Por lo pronto, podemos estar seguros que desde la cima no bajarán a la ciudad y al país -con o sin pañuelos celestes- hombres y mujeres dispuestos a promover y a defender derechos, ni los históricos ni los nuevos, sino más bien a ser funcionales a una sociedad gerenciada por una clase iluminada que explota el capitalismo turístico religioso más cerril al mismo tiempo que coopta todo el sistema político y convierte a la democracia en puro folklore discursivo, como ocurre ahora mismo en Salta.

¿Faltaba otra vuelta de tuerca de esta derecha telúrica, para que El Tribuno de Juan Carlos Romero promocione desde hace años el culto de la Virgen del Cerro y se pusiera ahora decididamente del lado del Carmelo?

Una monja tiene todo el derecho y el deber de denunciar ante la justicia a su obispo,si se ha sentido agredida por él. Pero no deja de ser una paradoja -hay tantas en este mundo mucho más complejo e interesante que el que pinta la Virgen del Cerro- que detrás una denuncia por “violencia de género” se trame una nueva involución conservadora.

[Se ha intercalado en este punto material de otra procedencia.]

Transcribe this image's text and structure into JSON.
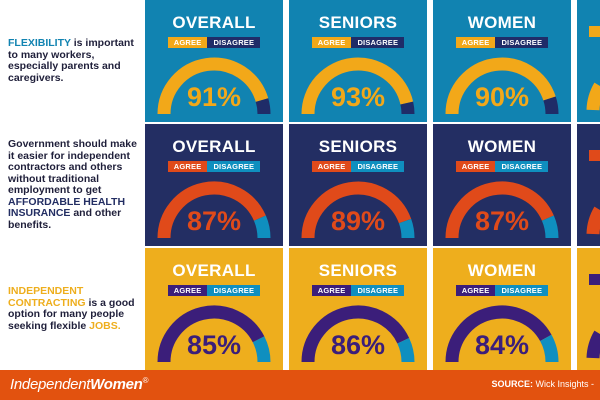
{
  "brand": {
    "part1": "Independent",
    "part2": "Women",
    "mark": "®"
  },
  "source": {
    "label": "SOURCE:",
    "text": "Wick Insights -"
  },
  "colors": {
    "teal": "#1183b1",
    "navy": "#232e63",
    "yellow": "#eeae1d",
    "orange_red": "#e2520f",
    "agree_yellow": "#f2a819",
    "agree_orange": "#e04a1a",
    "agree_purple": "#3b1e7a",
    "disagree_navy": "#1f2c68",
    "disagree_teal": "#0f8fbf",
    "footer": "#e2520f"
  },
  "rows": [
    {
      "id": "flexibility",
      "label_parts": [
        {
          "text": "FLEXIBILITY",
          "color": "#1183b1"
        },
        {
          "text": " is important to many workers, especially parents and caregivers.",
          "color": "#1f1f3a"
        }
      ],
      "bg": "#1183b1",
      "agree_color": "#f2a819",
      "disagree_color": "#1f2c68",
      "pct_color": "#f2a819",
      "cells": [
        {
          "title": "OVERALL",
          "agree": "AGREE",
          "disagree": "DISAGREE",
          "value": 91,
          "display": "91%"
        },
        {
          "title": "SENIORS",
          "agree": "AGREE",
          "disagree": "DISAGREE",
          "value": 93,
          "display": "93%"
        },
        {
          "title": "WOMEN",
          "agree": "AGREE",
          "disagree": "DISAGREE",
          "value": 90,
          "display": "90%"
        }
      ]
    },
    {
      "id": "health-insurance",
      "label_parts": [
        {
          "text": "Government should make it easier for independent contractors and others without traditional employment to get ",
          "color": "#1f1f3a"
        },
        {
          "text": "AFFORDABLE HEALTH INSURANCE",
          "color": "#232e63"
        },
        {
          "text": " and other benefits.",
          "color": "#1f1f3a"
        }
      ],
      "bg": "#232e63",
      "agree_color": "#e04a1a",
      "disagree_color": "#0f8fbf",
      "pct_color": "#e04a1a",
      "cells": [
        {
          "title": "OVERALL",
          "agree": "AGREE",
          "disagree": "DISAGREE",
          "value": 87,
          "display": "87%"
        },
        {
          "title": "SENIORS",
          "agree": "AGREE",
          "disagree": "DISAGREE",
          "value": 89,
          "display": "89%"
        },
        {
          "title": "WOMEN",
          "agree": "AGREE",
          "disagree": "DISAGREE",
          "value": 87,
          "display": "87%"
        }
      ]
    },
    {
      "id": "independent-contracting",
      "label_parts": [
        {
          "text": "INDEPENDENT CONTRACTING",
          "color": "#eeae1d"
        },
        {
          "text": " is a good option for many people seeking flexible ",
          "color": "#1f1f3a"
        },
        {
          "text": "JOBS.",
          "color": "#eeae1d"
        }
      ],
      "bg": "#eeae1d",
      "agree_color": "#3b1e7a",
      "disagree_color": "#0f8fbf",
      "pct_color": "#3b1e7a",
      "cells": [
        {
          "title": "OVERALL",
          "agree": "AGREE",
          "disagree": "DISAGREE",
          "value": 85,
          "display": "85%"
        },
        {
          "title": "SENIORS",
          "agree": "AGREE",
          "disagree": "DISAGREE",
          "value": 86,
          "display": "86%"
        },
        {
          "title": "WOMEN",
          "agree": "AGREE",
          "disagree": "DISAGREE",
          "value": 84,
          "display": "84%"
        }
      ]
    }
  ],
  "chart_data": {
    "type": "gauge",
    "categories": [
      "OVERALL",
      "SENIORS",
      "WOMEN"
    ],
    "series": [
      {
        "name": "FLEXIBILITY",
        "values": [
          91,
          93,
          90
        ]
      },
      {
        "name": "AFFORDABLE HEALTH INSURANCE",
        "values": [
          87,
          89,
          87
        ]
      },
      {
        "name": "INDEPENDENT CONTRACTING",
        "values": [
          85,
          86,
          84
        ]
      }
    ],
    "legend": [
      "AGREE",
      "DISAGREE"
    ],
    "ylim": [
      0,
      100
    ],
    "unit": "%"
  }
}
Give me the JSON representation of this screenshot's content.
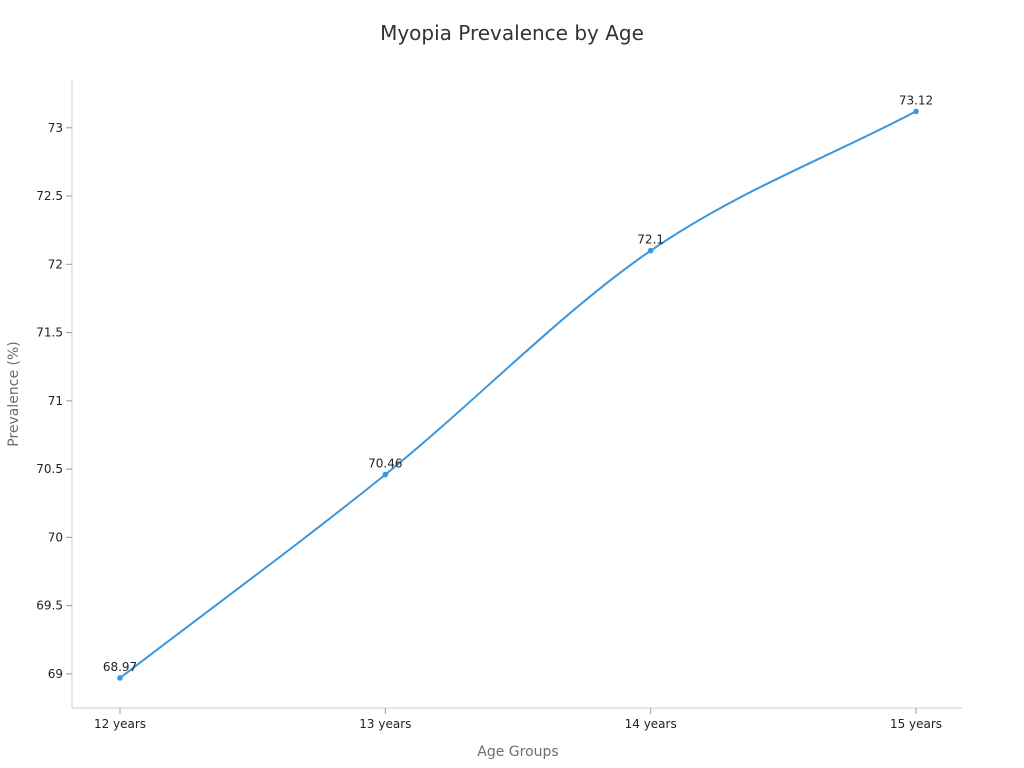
{
  "chart_data": {
    "type": "line",
    "title": "Myopia Prevalence by Age",
    "xlabel": "Age Groups",
    "ylabel": "Prevalence (%)",
    "categories": [
      "12 years",
      "13 years",
      "14 years",
      "15 years"
    ],
    "series": [
      {
        "values": [
          68.97,
          70.46,
          72.1,
          73.12
        ],
        "color": "#3a96dd"
      }
    ],
    "data_labels": [
      "68.97",
      "70.46",
      "72.1",
      "73.12"
    ],
    "ylim": [
      68.75,
      73.35
    ],
    "yticks": [
      69,
      69.5,
      70,
      70.5,
      71,
      71.5,
      72,
      72.5,
      73
    ],
    "ytick_labels": [
      "69",
      "69.5",
      "70",
      "70.5",
      "71",
      "71.5",
      "72",
      "72.5",
      "73"
    ],
    "grid": false,
    "legend": "none",
    "smooth": true
  }
}
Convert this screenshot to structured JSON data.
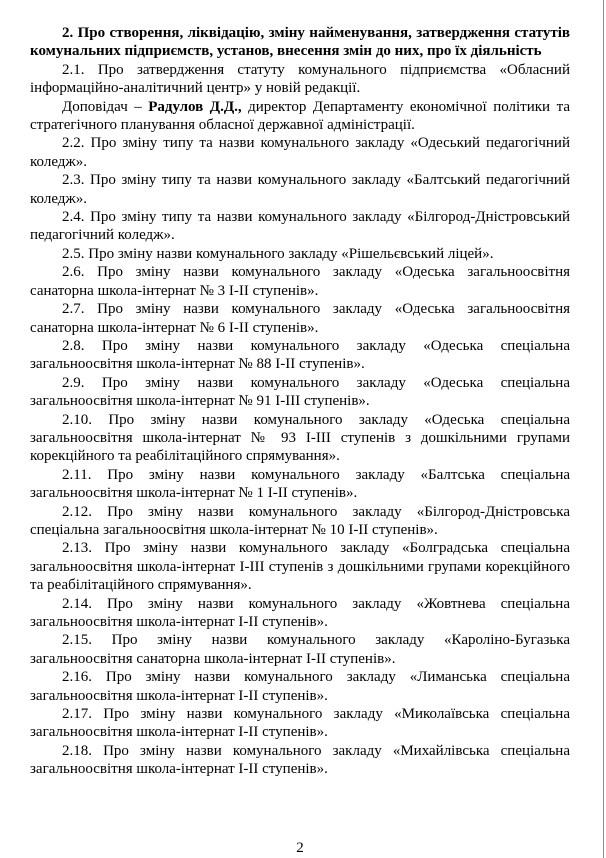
{
  "page": {
    "number": "2",
    "background_color": "#ffffff",
    "edge_line_color": "#8a8a8a",
    "text_color": "#000000"
  },
  "document": {
    "heading": "2. Про створення, ліквідацію, зміну найменування, затвердження статутів комунальних підприємств, установ, внесення змін до них, про їх діяльність",
    "speaker": {
      "prefix": "Доповідач – ",
      "name": "Радулов Д.Д.,",
      "rest": " директор Департаменту економічної політики та стратегічного планування обласної державної адміністрації."
    },
    "items": [
      {
        "number": "2.1",
        "text": "2.1. Про затвердження статуту комунального підприємства «Обласний інформаційно-аналітичний центр» у новій редакції."
      },
      {
        "number": "2.2",
        "text": "2.2. Про зміну типу та назви комунального закладу «Одеський педагогічний коледж»."
      },
      {
        "number": "2.3",
        "text": "2.3. Про зміну типу та назви комунального закладу «Балтський педагогічний коледж»."
      },
      {
        "number": "2.4",
        "text": "2.4. Про зміну типу та назви комунального закладу «Білгород-Дністровський педагогічний коледж»."
      },
      {
        "number": "2.5",
        "text": "2.5. Про зміну назви комунального закладу «Рішельєвський ліцей»."
      },
      {
        "number": "2.6",
        "text": "2.6. Про зміну назви комунального закладу «Одеська загальноосвітня санаторна школа-інтернат № 3 І-ІІ ступенів»."
      },
      {
        "number": "2.7",
        "text": "2.7. Про зміну назви комунального закладу «Одеська загальноосвітня санаторна школа-інтернат № 6 І-ІІ ступенів»."
      },
      {
        "number": "2.8",
        "text": "2.8. Про зміну назви комунального закладу «Одеська спеціальна загальноосвітня школа-інтернат № 88 І-ІІ ступенів»."
      },
      {
        "number": "2.9",
        "text": "2.9. Про зміну назви комунального закладу «Одеська спеціальна загальноосвітня школа-інтернат № 91 І-ІІІ ступенів»."
      },
      {
        "number": "2.10",
        "text": "2.10. Про зміну назви комунального закладу «Одеська спеціальна загальноосвітня школа-інтернат № 93 І-ІІІ ступенів з дошкільними групами корекційного та реабілітаційного спрямування»."
      },
      {
        "number": "2.11",
        "text": "2.11. Про зміну назви комунального закладу «Балтська спеціальна загальноосвітня школа-інтернат № 1 І-ІІ ступенів»."
      },
      {
        "number": "2.12",
        "text": "2.12. Про зміну назви комунального закладу «Білгород-Дністровська спеціальна загальноосвітня школа-інтернат № 10 І-ІІ ступенів»."
      },
      {
        "number": "2.13",
        "text": "2.13. Про зміну назви комунального закладу «Болградська спеціальна загальноосвітня школа-інтернат І-ІІІ ступенів з дошкільними групами корекційного та реабілітаційного спрямування»."
      },
      {
        "number": "2.14",
        "text": "2.14. Про зміну назви комунального закладу «Жовтнева спеціальна загальноосвітня школа-інтернат І-ІІ ступенів»."
      },
      {
        "number": "2.15",
        "text": "2.15. Про зміну назви комунального закладу «Кароліно-Бугазька загальноосвітня санаторна школа-інтернат І-ІІ ступенів»."
      },
      {
        "number": "2.16",
        "text": "2.16. Про зміну назви комунального закладу «Лиманська спеціальна загальноосвітня школа-інтернат І-ІІ ступенів»."
      },
      {
        "number": "2.17",
        "text": "2.17. Про зміну назви комунального закладу «Миколаївська спеціальна загальноосвітня школа-інтернат І-ІІ ступенів»."
      },
      {
        "number": "2.18",
        "text": "2.18. Про зміну назви комунального закладу «Михайлівська спеціальна загальноосвітня школа-інтернат І-ІІ ступенів»."
      }
    ]
  }
}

Pues hasta el mismo mundo simbólico que nos proponen la Virgen del Cerro y su vidente, y hasta las monjas que le sirven de soporte, no pueden contener más rasgos patriarcales, ni más binarios. 

En su cosmos no hay más que luz o tinieblas, buenos o malos, varones o mujeres, paz o turbación, satanases o ángeles.

Según los mensajes que María Livia dejó trascender, en esta  guerra apocalíptica entre ambos principios, a la Virgen se le reserva sólo el papel de sufrir e implorar, pero los verdaderos héroes son los ángeles que, como ha quedado claro por las visiones del cerro, definitivamente son machos.

Pero así como nunca fue cierto que Salta es el Milagro, ni lo será de la Virgen del Cerro, sí se puede afirmar rotundamente que en la ciudad del Cuchi Leguizamón y de Manuel Castilla, aquellos grandes gozantes del siglo XX, se compusieron otras narrativas y otras poéticas que no promovieron las angustias, sino al más radical hedonismo, el mejor antídoto contra el miedo, y cantaron y abogaron por los cuerpos de carne y hueso de las eulogias tapias, de las palliris y de los maturanas.

Es decir, el gozo -y el dolor, su contraparte- de vivir estos días, no en la eternidad; en esta tierra, no en un mundo imaginario. Ese gozo, así lo vivió la poeta y luchadora Kuky Herrán, sin el cual nadie podría sentir también el dolor de los desplazados de esta Salta y de este mundo.